Em declarações à agência Lusa, Nuno Moita lamentou que tenha sido esquecido o acordo assinado entre o anterior Governo e a Associação Nacional de Municípios Portugueses (ANMP), que previa a requalificação das escolas mais prioritárias.
“A Escola Secundária de Condeixa-a-Nova, que estava na lista de prioridades, com seis milhões de euros de investimentos, ficou de fora dos apoios, o que nos provoca forte insatisfação”, vincou o autarca.
Segundo Nuno Moita, inicialmente, o acordo estabelecido entre Governo e a ANMP estabelecia prioridades entre as escolas em pior estado de conservação, “lógica essa que foi posta de lado e esquecida” quando abriu o aviso do PRR.
“O que passou a figurar foi a lógica da entrada, em que quem fosse mais rápido é que chegava ao dinheiro, o que não deixa de ser uma alteração de um acordo estabelecido, o que nos provoca forte insatisfação”, sublinhou.
O autarca referiu que a candidatura “veio abaixo” numa revisão de projeto da Comissão de Coordenação e Desenvolvimento Regional, que “parece absolutamente sem nexo face à lei, que não obriga à revisão”.

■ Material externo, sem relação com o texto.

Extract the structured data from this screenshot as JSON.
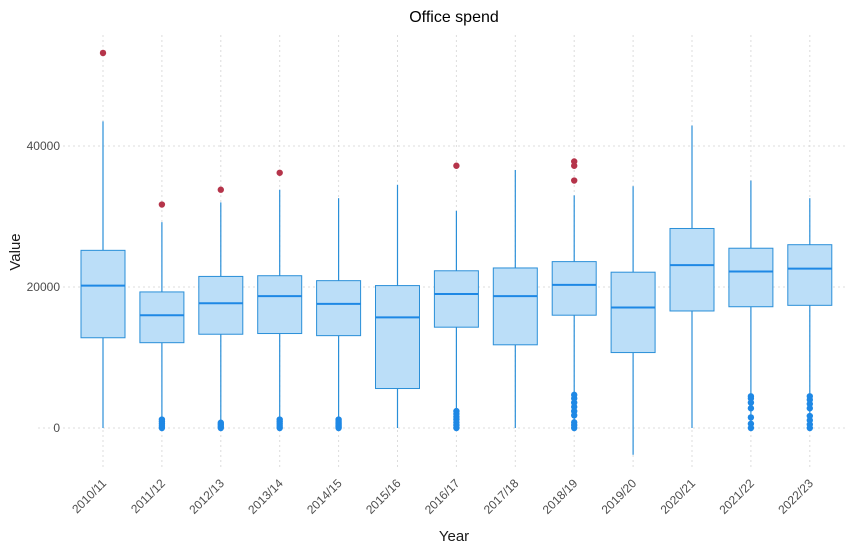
{
  "chart_data": {
    "type": "boxplot",
    "title": "Office spend",
    "xlabel": "Year",
    "ylabel": "Value",
    "ylim": [
      -5000,
      55000
    ],
    "y_ticks": [
      0,
      20000,
      40000
    ],
    "grid": true,
    "colors": {
      "box_fill": "#bbdef8",
      "box_stroke": "#2a8fd8",
      "median": "#1e88e5",
      "outlier_high": "#b5344a",
      "outlier_low": "#1e88e5"
    },
    "categories": [
      "2010/11",
      "2011/12",
      "2012/13",
      "2013/14",
      "2014/15",
      "2015/16",
      "2016/17",
      "2017/18",
      "2018/19",
      "2019/20",
      "2020/21",
      "2021/22",
      "2022/23"
    ],
    "boxes": [
      {
        "min": 0,
        "q1": 12800,
        "median": 20200,
        "q3": 25200,
        "max": 43500,
        "outliers": [
          53200
        ]
      },
      {
        "min": 0,
        "q1": 12100,
        "median": 16000,
        "q3": 19300,
        "max": 29200,
        "outliers": [
          31700,
          0,
          300,
          600,
          900,
          1200
        ]
      },
      {
        "min": 0,
        "q1": 13300,
        "median": 17700,
        "q3": 21500,
        "max": 32000,
        "outliers": [
          33800,
          0,
          250,
          500,
          750
        ]
      },
      {
        "min": 0,
        "q1": 13400,
        "median": 18700,
        "q3": 21600,
        "max": 33800,
        "outliers": [
          36200,
          0,
          300,
          600,
          900,
          1200
        ]
      },
      {
        "min": 0,
        "q1": 13100,
        "median": 17600,
        "q3": 20900,
        "max": 32600,
        "outliers": [
          0,
          200,
          400,
          600,
          800,
          1000,
          1200
        ]
      },
      {
        "min": 0,
        "q1": 5600,
        "median": 15700,
        "q3": 20200,
        "max": 34500,
        "outliers": []
      },
      {
        "min": 0,
        "q1": 14300,
        "median": 19000,
        "q3": 22300,
        "max": 30800,
        "outliers": [
          37200,
          0,
          400,
          800,
          1200,
          1600,
          2000,
          2400
        ]
      },
      {
        "min": 0,
        "q1": 11800,
        "median": 18700,
        "q3": 22700,
        "max": 36600,
        "outliers": []
      },
      {
        "min": 0,
        "q1": 16000,
        "median": 20300,
        "q3": 23600,
        "max": 33000,
        "outliers": [
          35100,
          37200,
          37800,
          0,
          400,
          800,
          1800,
          2400,
          3000,
          3600,
          4200,
          4700
        ]
      },
      {
        "min": -3800,
        "q1": 10700,
        "median": 17100,
        "q3": 22100,
        "max": 34300,
        "outliers": []
      },
      {
        "min": 0,
        "q1": 16600,
        "median": 23100,
        "q3": 28300,
        "max": 42900,
        "outliers": []
      },
      {
        "min": 0,
        "q1": 17200,
        "median": 22200,
        "q3": 25500,
        "max": 35100,
        "outliers": [
          0,
          600,
          1500,
          2800,
          3600,
          4200,
          4500
        ]
      },
      {
        "min": 0,
        "q1": 17400,
        "median": 22600,
        "q3": 26000,
        "max": 32600,
        "outliers": [
          0,
          500,
          1100,
          1700,
          2800,
          3400,
          4000,
          4500
        ]
      }
    ]
  }
}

“Queremos mostrar a nossa insatisfação por isso, porque, acima de tudo, os critérios não foram cumpridos”, denunciou Nuno Moita, lamentando que não sejam apoiados os projetos prioritários.
Para o presidente da Câmara de Condeixa-a-Nova, devia ter sido seguido o acordo estabelecido entre autarquias e Governo, já que esta situação provoca “desequilíbrios fortes”.
Para já, a Câmara apresentou defesa do projeto e admite recurso hierárquico “se for preciso”, com o autarca a considerar que o concelho foi “injustamente tratado”.
Em 2023, o Governo anunciou que ia investir 1.730 milhões de euros na requalificação de 451 escolas dos 2.º e 3.º ciclos e do ensino secundário até 2033, no âmbito do acordo assinado com a ANMP, no seguimento da descentralização de competências da Administração Central para as autarquias.